Please note: This post is at least 3 years old. Links may be broken, information may be out of date, and the views expressed in the post may no longer be held.
19
Dec 00
Tue

Farewell England

Finally, on the last day, I have found affordable net access at “only” £1.00 an hour, on a quick broadband connection (and a flatpanel monitor!). Today we escaped the smoggy air of London and made our way to Warwick, home of Warwick Castle which dates back to 1068 when it was commissioned by William the Conqueror. After one train decided to die on us while chugging out of Marylebone Station (pronounced with a silent “y”), we switched platforms to another train and were on our way.

The English countryside is very picturesque. In typical English weather, misty with light drizzle, the lush fields and gently rolling hills are quite an eye-pleasing sight. Warwick is a small British town. We arrived there looking for lunch, and, because most of the other shops and restaurants were shut (at noon on a Tuesday!), we stumbled into a pub, soaked by rain and ate there.
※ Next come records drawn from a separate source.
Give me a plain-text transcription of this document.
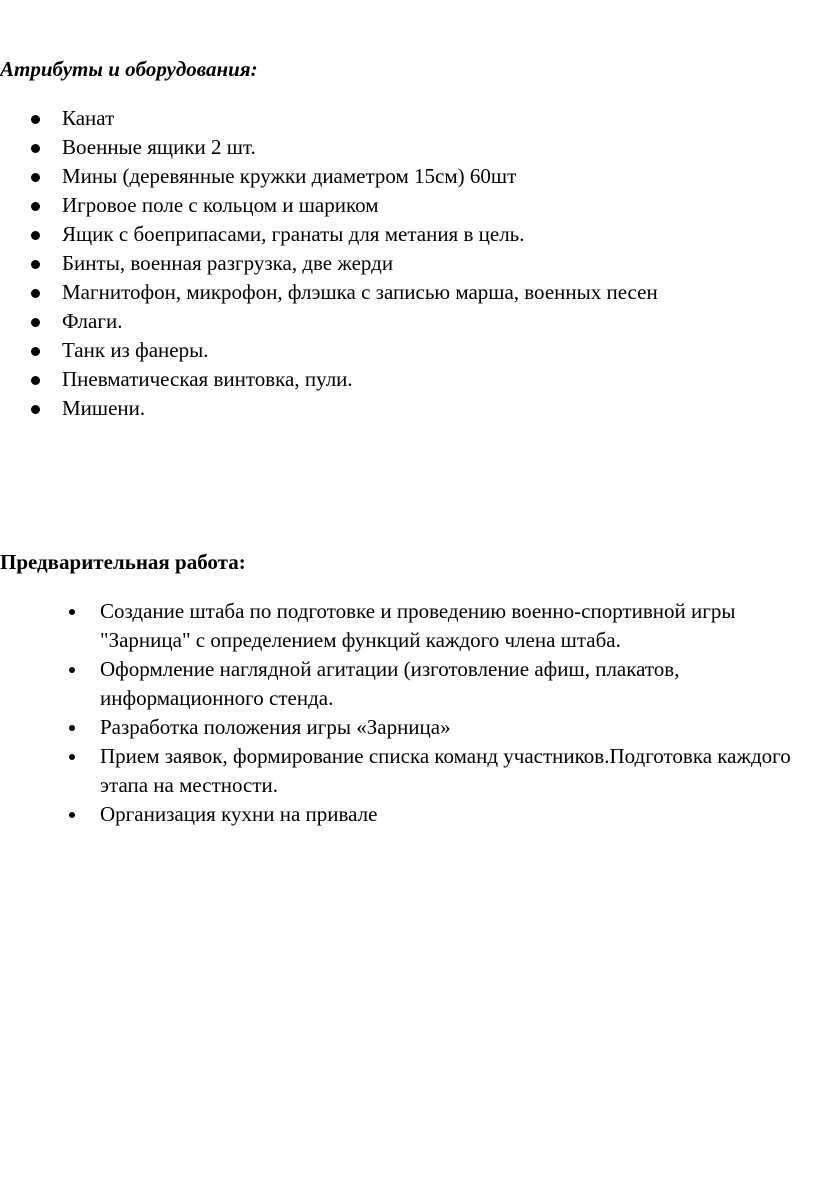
Атрибуты и оборудования:
Канат
Военные ящики 2 шт.
Мины (деревянные кружки диаметром 15см) 60шт
Игровое поле с кольцом и шариком
Ящик с боеприпасами, гранаты для метания в цель.
Бинты, военная разгрузка, две жерди
Магнитофон, микрофон, флэшка с записью марша, военных песен
Флаги.
Танк из фанеры.
Пневматическая винтовка, пули.
Мишени.
Предварительная работа:
Создание штаба по подготовке и проведению военно-спортивной игры "Зарница" с определением функций каждого члена штаба.
Оформление наглядной агитации (изготовление афиш, плакатов, информационного стенда.
Разработка положения игры «Зарница»
Прием заявок, формирование списка команд участников.Подготовка каждого этапа на местности.
Организация кухни на привале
Warwick Castle was wonderful. It was a medieval castle, straight from the fantasy novels and computer RPG games that had captured my imagination over 10 years ago. Now, I was walking the grounds. A brief desription doesn’t do it justice, but nonetheless, a brief one is all I have time for. The dungeon was everything you’d expect it to be – dark and dank, only, it wasn’t a twisting labyrinth. Contained within was a “dungeon within a dungeon” – the oubliette. It was a small pit into which particularly disliked criminals would be shoved into (crouching room only), locked into and then forgotten (as the name implies, from the French, oublier, to forget). The opportunity to climb the battlements and parapets was also worthwhile. After climbing and descending 530 steep steps (most of them spiral) we gazed through the out from the crenellations on the castlewall over the misty countryside. We gazed down the murderholes to the ditch surrounding the castle, some 100 feet below. We walked the grand dining rooms, bedrooms and dining rooms. The armoury, a display entitled “Death of Glory” contained an “interactive” display of arms and armour. I felt how heavy a 7lb one-handed Great Sword was, and how taut a long bow’s bowstring was (up to 50 kilos of force needed to draw the largest bows! And archers could fire as many as 15 arrows a minute.)

Tomorrow we leave for Frankfurt, staying there very briefly before taking a train to Paris, France. Although the other have had negative impressions of England (or London, specifically), it is everything that I had expected. I have definitely enjoyed the heritage the place has offered.